Many years before the forced evacuation of the Cherokees on the Trail of Tears, a Cherokee chief named Bowls with other Cherokees made their way down to Texas to try to obtain the land to build their homes on. These people talked with Stephen F. Austin, Sam Houston, and others but always put off and had to keep waiting. They told these people that if they would fight the Comanches for them that they would give them land. They didn’t want to do this at first, but later did. The Cherokees did not get the land promised them for fighting the Comanches. The Cherokees wised up to these ploys, the book was about all the negotiations, meetings, dates, names of people, etc. trying to obtain land they could call a home.

When I got to the last chapter, I read about the old Indian Chief Bowles who was 83 years old. He was shot in the back of the head with a gun by Sam Houston’s soldiers. The Cherokees were forced to return to Indian Territory in Oklahoma, or so they thought they all did.

My thoughts returned to me as I heard the Cherokee Chief Spruill boldly proclaiming at the meeting this Saturday, "You are Texas Cherokees." The friendly smiling faces that welcomed me confirmed my inner thoughts and the Chief’s bold words.

I heard a lady telling the Chief how they were so honored to have him and his wife at the meting. After the meeting was over, as I was in the car going to my parent’s home, I asked Daddy, "Who was that Chief who was at the meeting?" He told me that his name was Chief Spruill and that he was a National Chief. I asked Daddy what a National Chief was and he told me that he was head over all of the Cherokees in the country even the ones in Tahlequah.

While visiting with Daddy on the back porch on Saturday, one of Daddy’s books was calling me to pick it up. It was titled The Divine Plan of the Ages for Bible Students. Daddy told me it was very old and had a copyright of 886. After opening the book, my eyes fell upon the words, "earth’s night of sin to terminate in a morning of joy." These words jumped out at me because last weekend Randy and I visited the Trail of Tears Museum in Tahlequah, Oklahoma.

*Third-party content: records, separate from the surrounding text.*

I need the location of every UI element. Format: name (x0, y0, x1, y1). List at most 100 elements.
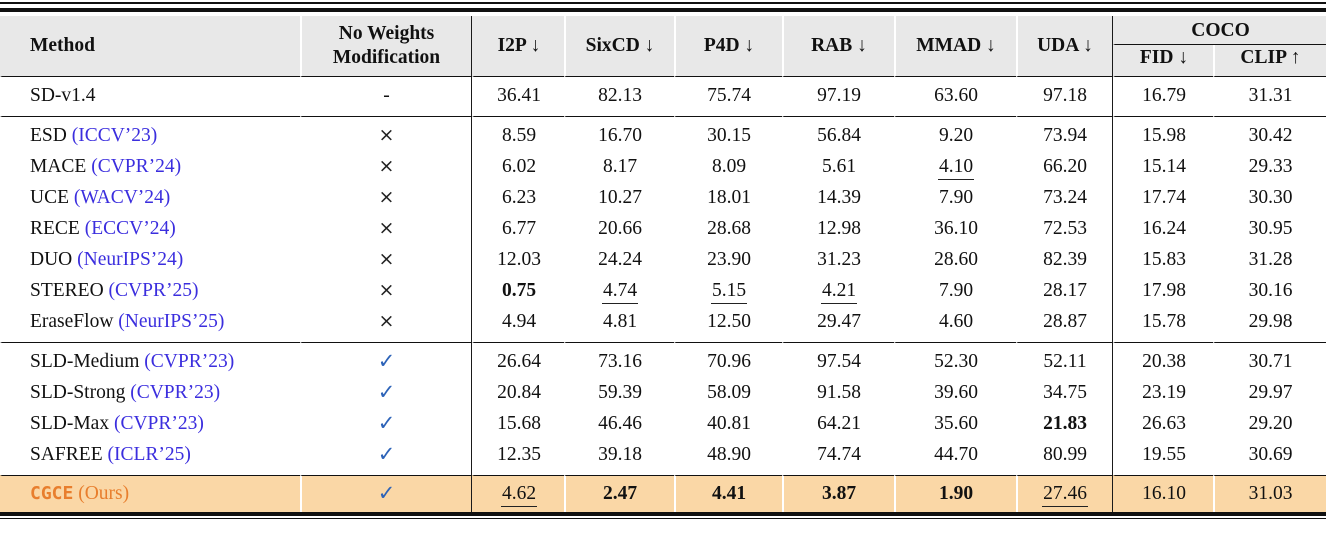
metric-value-text: 2.47 (602, 483, 638, 504)
method-citation[interactable]: (NeurIPS’24) (72, 249, 184, 270)
metric-value: 31.28 (1213, 244, 1326, 275)
metric-value: 20.66 (564, 213, 674, 244)
metric-value: 16.70 (564, 116, 674, 151)
metric-value-text: 6.77 (501, 218, 537, 239)
metric-value: 17.74 (1113, 182, 1213, 213)
metric-value-text: 30.42 (1248, 125, 1293, 146)
no-weights-line1: No Weights (338, 23, 435, 44)
method-name: DUO (30, 249, 73, 270)
metric-value: 26.63 (1113, 408, 1213, 439)
method-name: SLD-Strong (30, 382, 126, 403)
metric-value: 2.47 (564, 475, 674, 512)
metric-value: 29.97 (1213, 377, 1326, 408)
metric-value-text: 4.21 (820, 280, 858, 304)
metric-value: 16.79 (1113, 76, 1213, 116)
method-name: ESD (30, 125, 67, 146)
metric-value-text: 46.46 (598, 413, 642, 434)
metric-value-text: 52.11 (1043, 351, 1087, 372)
method-citation[interactable]: (CVPR’23) (109, 413, 204, 434)
top-thick-rule (0, 7, 1326, 12)
metric-value: 75.74 (674, 76, 782, 116)
metric-value-text: 73.24 (1043, 187, 1087, 208)
metric-value: 14.39 (782, 182, 894, 213)
col-header-fid: FID ↓ (1113, 45, 1213, 76)
metric-value-text: 19.55 (1142, 444, 1186, 465)
metric-value: 15.98 (1113, 116, 1213, 151)
metric-value: 12.35 (472, 439, 564, 475)
metric-value-text: 5.15 (710, 280, 748, 304)
metric-value: 12.50 (674, 306, 782, 342)
check-icon: ✓ (300, 408, 472, 439)
table-row: EraseFlow (NeurIPS’25) × 4.94 4.81 12.50 29.4… (0, 306, 1326, 342)
method-citation[interactable]: (NeurIPS’25) (113, 311, 225, 332)
dash-mark: - (300, 76, 472, 116)
metric-value: 48.90 (674, 439, 782, 475)
metric-value-text: 8.09 (711, 156, 747, 177)
results-table: Method No Weights Modification I2P ↓ Six… (0, 16, 1326, 512)
metric-value-text: 40.81 (707, 413, 751, 434)
method-cell: ESD (ICCV’23) (0, 116, 300, 151)
method-cell: STEREO (CVPR’25) (0, 275, 300, 306)
method-citation[interactable]: (ICCV’23) (66, 125, 158, 146)
table-row: MACE (CVPR’24) × 6.02 8.17 8.09 5.61 4.10 66.20… (0, 151, 1326, 182)
metric-value-text: 4.41 (711, 483, 747, 504)
check-icon: ✓ (300, 342, 472, 377)
cross-icon: × (300, 244, 472, 275)
cross-icon: × (300, 306, 472, 342)
metric-value-text: 48.90 (707, 444, 751, 465)
method-citation[interactable]: (ICLR’25) (102, 444, 191, 465)
cross-icon: × (300, 116, 472, 151)
metric-value: 72.53 (1016, 213, 1113, 244)
metric-value: 36.41 (472, 76, 564, 116)
metric-value-text: 70.96 (707, 351, 751, 372)
metric-value: 29.98 (1213, 306, 1326, 342)
table-row: SLD-Strong (CVPR’23) ✓ 20.84 59.39 58.09 91.5… (0, 377, 1326, 408)
metric-value: 4.62 (472, 475, 564, 512)
metric-value-text: 30.16 (1248, 280, 1293, 301)
metric-value: 30.71 (1213, 342, 1326, 377)
method-citation[interactable]: (CVPR’23) (125, 382, 221, 403)
table-row: UCE (WACV’24) × 6.23 10.27 18.01 14.39 7.90 73.… (0, 182, 1326, 213)
metric-value-text: 15.98 (1142, 125, 1186, 146)
metric-value-text: 52.30 (934, 351, 978, 372)
col-header-clip: CLIP ↑ (1213, 45, 1326, 76)
metric-value-text: 15.14 (1142, 156, 1186, 177)
metric-value-text: 14.39 (817, 187, 861, 208)
metric-value-text: 56.84 (817, 125, 861, 146)
method-name: SAFREE (30, 444, 103, 465)
metric-value-text: 4.10 (937, 156, 975, 180)
method-name: EraseFlow (30, 311, 114, 332)
metric-value-text: 30.30 (1248, 187, 1293, 208)
metric-value: 59.39 (564, 377, 674, 408)
metric-value: 40.81 (674, 408, 782, 439)
metric-value-text: 15.83 (1142, 249, 1186, 270)
metric-value-text: 35.60 (934, 413, 978, 434)
method-cell: SLD-Strong (CVPR’23) (0, 377, 300, 408)
table-row: STEREO (CVPR’25) × 0.75 4.74 5.15 4.21 7.90 28.… (0, 275, 1326, 306)
method-citation[interactable]: (CVPR’24) (86, 156, 182, 177)
metric-value-text: 20.38 (1142, 351, 1186, 372)
col-header-sixcd: SixCD ↓ (564, 16, 674, 76)
metric-value: 1.90 (894, 475, 1016, 512)
metric-value: 27.46 (1016, 475, 1113, 512)
metric-value-text: 26.63 (1142, 413, 1186, 434)
method-citation[interactable]: (WACV’24) (69, 187, 171, 208)
metric-value: 28.68 (674, 213, 782, 244)
metric-value-text: 9.20 (938, 125, 974, 146)
metric-value-text: 75.74 (707, 85, 751, 106)
metric-value-text: 36.41 (497, 85, 541, 106)
method-citation[interactable]: (ECCV’24) (79, 218, 176, 239)
metric-value: 73.16 (564, 342, 674, 377)
method-name: CGCE (30, 483, 74, 504)
metric-value: 30.15 (674, 116, 782, 151)
metric-value: 36.10 (894, 213, 1016, 244)
method-cell: EraseFlow (NeurIPS’25) (0, 306, 300, 342)
metric-value: 74.74 (782, 439, 894, 475)
method-citation[interactable]: (CVPR’25) (103, 280, 199, 301)
metric-value-text: 23.19 (1142, 382, 1186, 403)
metric-value-text: 8.59 (501, 125, 537, 146)
method-citation[interactable]: (CVPR’23) (139, 351, 235, 372)
metric-value: 3.87 (782, 475, 894, 512)
metric-value: 15.83 (1113, 244, 1213, 275)
metric-value-text: 31.28 (1248, 249, 1293, 270)
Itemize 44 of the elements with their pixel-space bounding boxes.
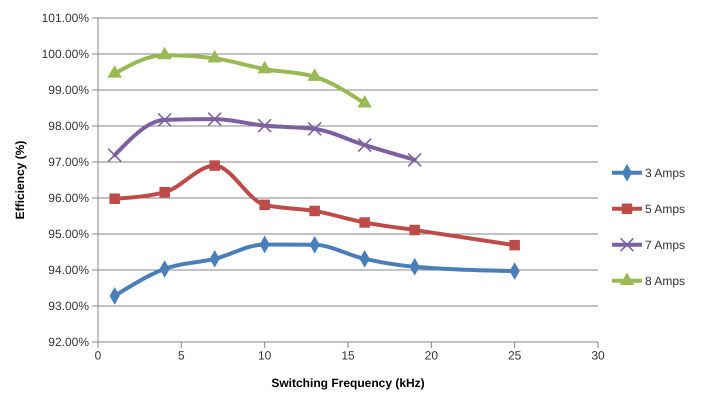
x-tick-label: 10 bbox=[258, 348, 272, 363]
y-tick-label: 101.00% bbox=[42, 10, 90, 25]
point bbox=[157, 46, 172, 60]
x-tick-label: 30 bbox=[591, 348, 605, 363]
x-tick-label: 5 bbox=[178, 348, 185, 363]
point bbox=[109, 193, 120, 204]
point bbox=[307, 122, 322, 136]
y-tick-label: 100.00% bbox=[42, 46, 90, 61]
point bbox=[357, 138, 372, 152]
x-tick-label: 15 bbox=[341, 348, 355, 363]
legend-label: 5 Amps bbox=[645, 202, 686, 216]
point bbox=[159, 186, 170, 198]
legend-label: 8 Amps bbox=[645, 274, 686, 288]
y-axis-title: Efficiency (%) bbox=[13, 140, 27, 220]
legend-label: 3 Amps bbox=[645, 166, 686, 180]
point bbox=[207, 112, 222, 126]
y-tick-label: 98.00% bbox=[48, 118, 90, 133]
point bbox=[407, 152, 422, 168]
y-tick-label: 95.00% bbox=[48, 226, 90, 241]
y-tick-label: 92.00% bbox=[48, 334, 90, 349]
y-tick-label: 99.00% bbox=[48, 82, 90, 97]
x-axis-title: Switching Frequency (kHz) bbox=[271, 376, 425, 390]
x-tick-label: 0 bbox=[94, 348, 102, 363]
point bbox=[309, 206, 320, 216]
point bbox=[257, 118, 272, 133]
point bbox=[157, 112, 172, 128]
point bbox=[307, 68, 322, 81]
point bbox=[409, 224, 420, 236]
y-tick-label: 94.00% bbox=[48, 262, 90, 277]
point bbox=[259, 200, 270, 210]
point bbox=[209, 160, 220, 171]
point bbox=[107, 148, 122, 162]
point bbox=[107, 65, 122, 78]
y-tick-label: 97.00% bbox=[48, 154, 90, 169]
y-tick-label: 96.00% bbox=[48, 190, 90, 205]
x-tick-label: 25 bbox=[508, 348, 522, 363]
point bbox=[357, 94, 372, 108]
point bbox=[257, 60, 272, 74]
y-tick-label: 93.00% bbox=[48, 298, 90, 313]
legend-label: 7 Amps bbox=[645, 238, 686, 252]
point bbox=[509, 240, 520, 250]
point bbox=[207, 50, 222, 62]
x-tick-label: 20 bbox=[424, 348, 438, 363]
point bbox=[359, 217, 370, 228]
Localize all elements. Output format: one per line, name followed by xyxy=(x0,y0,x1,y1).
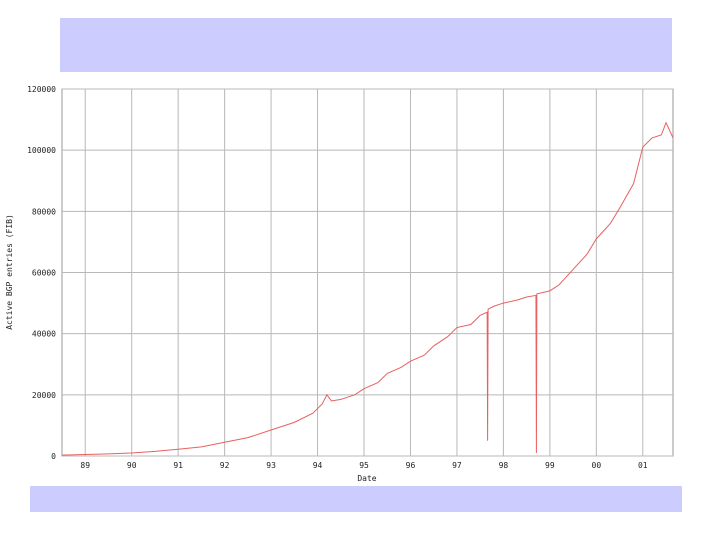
x-tick-label: 94 xyxy=(313,461,323,470)
y-tick-label: 40000 xyxy=(32,330,56,339)
x-tick-label: 97 xyxy=(452,461,462,470)
y-axis-label: Active BGP entries (FIB) xyxy=(5,214,14,330)
y-tick-label: 60000 xyxy=(32,269,56,278)
x-tick-label: 98 xyxy=(499,461,509,470)
y-tick-label: 0 xyxy=(51,452,56,461)
x-tick-label: 91 xyxy=(173,461,183,470)
x-tick-label: 92 xyxy=(220,461,230,470)
y-tick-label: 80000 xyxy=(32,207,56,216)
y-tick-label: 100000 xyxy=(27,146,56,155)
x-tick-label: 96 xyxy=(406,461,416,470)
footer-banner xyxy=(30,486,682,512)
x-tick-label: 01 xyxy=(638,461,648,470)
x-tick-label: 99 xyxy=(545,461,555,470)
x-tick-label: 95 xyxy=(359,461,369,470)
x-tick-label: 00 xyxy=(592,461,602,470)
x-axis-label: Date xyxy=(357,474,376,483)
x-tick-label: 89 xyxy=(80,461,90,470)
data-line xyxy=(61,121,674,456)
y-tick-label: 120000 xyxy=(27,85,56,94)
title-banner xyxy=(60,18,672,72)
x-tick-label: 90 xyxy=(127,461,137,470)
y-tick-label: 20000 xyxy=(32,391,56,400)
x-tick-label: 93 xyxy=(266,461,276,470)
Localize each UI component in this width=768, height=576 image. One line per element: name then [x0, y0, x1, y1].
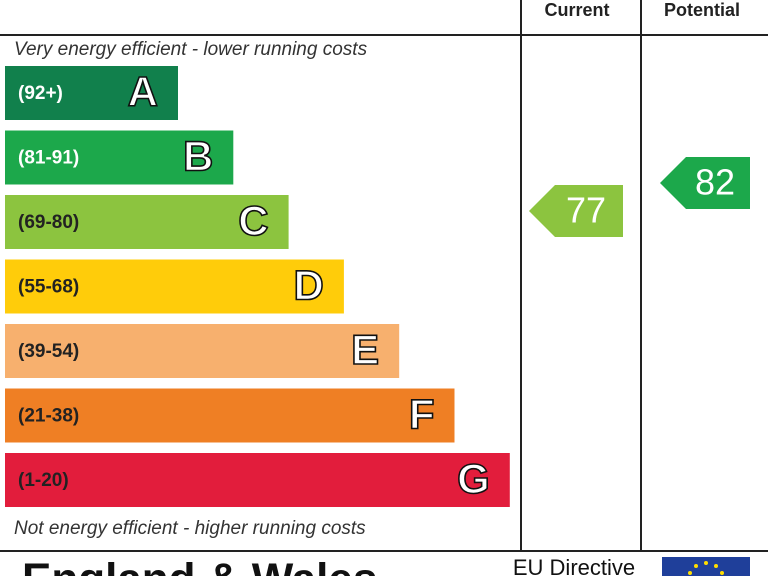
potential-header: Potential [664, 0, 740, 20]
band-range: (55-68) [18, 277, 79, 298]
current-header: Current [544, 0, 609, 20]
band-letter: F [409, 391, 435, 438]
band-bar [5, 259, 344, 314]
band-range: (21-38) [18, 406, 79, 427]
directive: EU Directive [513, 555, 635, 576]
bands: (92+) A (81-91) B (69-80) C (55-68) D (39-54) E (2… [5, 66, 510, 507]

I was grieved to find out at the museum that when gold was discovered in Georgia, Andrew Jackson developed the Treaty of Echota. The Treaty of Echota by Andrew Jackson called for the removal of Cherokees from the eastern United States to Indian Territory in Oklahoma. The museum showed that the removal of the Cherokees was simply due to the greed of men. The exhibits revealed the cruel and inhumane treatment of these Indian People.

When Randy took me to the Cherokee Heritage Village, an image came to my mind as we were resting n the village on some benches and were looking at the rock wall that was built on the back of the center. I saw a Cherokee mother bent over crying with a calico dress and bonnet on. There was a very tall angel looking over her and then I saw God’s eye looking over it all.

I contemplated all that I had seen at the Cherokee Heritage Center – things that were displayed by the Cherokees and things that were displayed by the creator. I didn’t understand how such terrible things could happen to people in this country with no restitution or retribution. I did not understand how God’s eye could have been upon it all and it bothered me.